Film Review: Beasts of the Southern Wild


Writers Bloc is pleased to present film reviews by film critic Jean Oppenheimer.

A mesmerizing film that will stay with you long after you have left the theatre, Beasts of the Southern Wild is an intimate story set in a world on the edge of disaster. Rooted in the physical world, but with the aura of a myth, the film possesses a heart-stopping emotional power and a visual beauty that will take your breath away. Not since Terrence Malick’s Days of Heaven have image and music been so inextricably bound or so woven into the emotional fabric of a film. The same can be said of the story and the performances.

Six-year old Hushpuppy (Quvenzhané Wallis, giving one of the great child performances) lives with her father Wink (Dwight Henry, equally brilliant) in an isolated, Louisiana bayou community that locals call the Bathtub. The people who live here in self-imposed squalor are a raucous bunch, fond of liquor but also fiercely protective of one another and their way of life. Hushpuppy’s mother disappeared years ago and, despite the deep love that exists between father and child, Wink can be harsh, even brutal, with his daughter, determined that she learn to fend for herself, should anything happen to him. And rumors of an impending storm suggest an uncertain future.

The world we see through Hushpuppy’s eyes is a place of beauty and endless celebration, but also ferocious storms and mysterious, prehistoric creatures that emerge from melting polar icecaps to roam the land. As in any myth or fable, what the beasts represent is open to interpretation, as are many things in this exquisitely crafted film.

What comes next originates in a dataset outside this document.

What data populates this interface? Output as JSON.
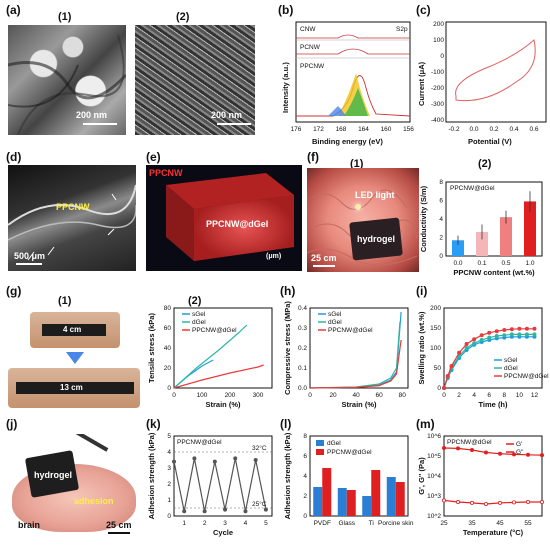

The father-daughter relationship is the story’s emotional center and Zeitlin struck gold here, first recognizing — and then guiding — two, innately gifted novices who are so extraordinary they don’t seem to be acting at all.  Winner of both the Grand Jury Prize and the Cinematography Award at this year’s Sundance Film Festival, as well as a prize at the Cannes Film Festival, Beasts of the Southern Wild also marks the feature debut of director Benh Zeitlin and cinematographer Ben Richardson. Together, these four have created a small miracle of a film, and if this is all they ever produce, it will be enough to last many lifetimes.